Another feature that separates Raiz from other micro-investing platforms is that it offers a rewards program. By utilising the Raiz app to buy from popular brands such as Bonds, Ebay and Ray-Ban among others, you the companies will invest a % of the purchase price to your Raiz profile. This can be a useful tool for investing without ‘investing’ assuming that you were going to purchase these items anyway.
Raiz comes with fees for its services and compared to other competitors (particularly Spaceship Voyager), they are substantially high. Raiz charges $2.50 per month for balances under $10,000. For balances above $10,000 they charge 0.275% per year, charged monthly and computed daily.
Alternatively, Spaceship Voyager charges $0 for balances under $5,000 and 0.05-0.1% per annum for balances over $5,000 depending on your portfolio suggestion. For this reason, it’s impotant to weigh up the pros and cons of both apps to see if the higher fees in Raiz are worth it.
|Multiple Investment Options||Confusing Portfolio Weighings/Overlap|
|Option to Invest Ethically||Lack of Exposure to US Market (Highest performing market)|
|Raiz Rewards||Higher Management Fees than Competitors|
Raiz is a useful investment app for beginners who want to dip their toes into the world of investing. They have 7 different investment portfolios, which offers more diversity than some of their competitors. They also have the option to invest ethically through the Emerald Portfolio which may appeal to people who are interested in supporting climate sustainability. Additionally, their multiple options for investing and their rewards program gives them an edge on their competition.
However, there is a significant amount of portfolio overlap, with several portfolios being very similarly weighted. The weighings of their portfolios may also be confusing for beginner investors who are unsure about aspects of the portfolio and how they got their weighing. Additionally, there’s a distinct lack of exposure to the US market, which has traditionally been the strongest performing market. Lastly, their management fees are substantially higher than Spaceship Voyager, another micro-investing platform that I reviewed here.

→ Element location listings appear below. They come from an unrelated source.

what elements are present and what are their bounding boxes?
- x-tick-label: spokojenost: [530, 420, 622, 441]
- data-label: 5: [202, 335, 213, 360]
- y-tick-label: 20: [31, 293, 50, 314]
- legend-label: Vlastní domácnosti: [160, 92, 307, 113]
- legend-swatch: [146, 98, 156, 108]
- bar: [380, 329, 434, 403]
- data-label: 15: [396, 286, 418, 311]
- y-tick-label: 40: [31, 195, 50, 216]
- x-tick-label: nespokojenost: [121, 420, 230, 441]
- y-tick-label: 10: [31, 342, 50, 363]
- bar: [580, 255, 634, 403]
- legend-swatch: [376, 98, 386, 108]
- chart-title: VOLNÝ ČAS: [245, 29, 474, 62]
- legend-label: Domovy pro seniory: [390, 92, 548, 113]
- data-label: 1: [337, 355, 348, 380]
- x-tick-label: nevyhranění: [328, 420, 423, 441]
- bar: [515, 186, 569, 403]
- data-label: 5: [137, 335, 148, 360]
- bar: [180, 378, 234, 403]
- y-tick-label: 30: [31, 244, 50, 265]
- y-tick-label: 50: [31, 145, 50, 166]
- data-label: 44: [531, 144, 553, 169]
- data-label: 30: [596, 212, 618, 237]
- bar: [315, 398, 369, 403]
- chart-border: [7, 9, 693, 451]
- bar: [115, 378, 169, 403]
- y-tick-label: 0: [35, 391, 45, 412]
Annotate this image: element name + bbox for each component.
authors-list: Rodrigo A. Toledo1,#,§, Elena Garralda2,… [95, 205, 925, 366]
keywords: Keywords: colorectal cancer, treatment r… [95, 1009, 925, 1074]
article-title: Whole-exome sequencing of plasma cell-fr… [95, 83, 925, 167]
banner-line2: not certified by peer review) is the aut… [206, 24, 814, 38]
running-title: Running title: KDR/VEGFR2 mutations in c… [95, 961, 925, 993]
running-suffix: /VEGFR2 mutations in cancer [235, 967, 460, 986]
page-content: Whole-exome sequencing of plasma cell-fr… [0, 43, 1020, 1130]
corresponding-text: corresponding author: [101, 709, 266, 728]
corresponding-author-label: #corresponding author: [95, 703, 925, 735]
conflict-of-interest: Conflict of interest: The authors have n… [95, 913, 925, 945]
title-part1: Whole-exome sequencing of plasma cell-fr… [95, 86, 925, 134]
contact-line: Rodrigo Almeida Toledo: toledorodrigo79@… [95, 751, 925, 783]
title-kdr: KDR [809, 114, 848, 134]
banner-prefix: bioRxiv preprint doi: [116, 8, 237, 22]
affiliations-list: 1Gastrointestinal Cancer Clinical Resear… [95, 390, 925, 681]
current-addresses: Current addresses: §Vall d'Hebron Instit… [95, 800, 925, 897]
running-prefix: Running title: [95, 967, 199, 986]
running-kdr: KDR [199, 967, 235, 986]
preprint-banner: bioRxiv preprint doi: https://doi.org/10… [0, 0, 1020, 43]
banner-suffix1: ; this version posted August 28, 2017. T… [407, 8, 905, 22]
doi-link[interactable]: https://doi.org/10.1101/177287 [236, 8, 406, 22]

For these above reasons, I personally prefer Spaceship Voyager based on its lower management fees, it being an easier app to navigate and its portfolios outperforming Raiz’s based on their much higher US market weighting. However, these features come at the expense of having a higher US concentration and more exposure to equities which are much higher-risk higher-return assets. Therefore, if you have a high-risk tolerance and a long term investment horizon (7+ years), Spaceship will likely be your best choice. if you are seeking exposure to defensive assets, are interested in investing ethically or plan to make use of the Raiz Rewards system, then Raiz may be more suited for you.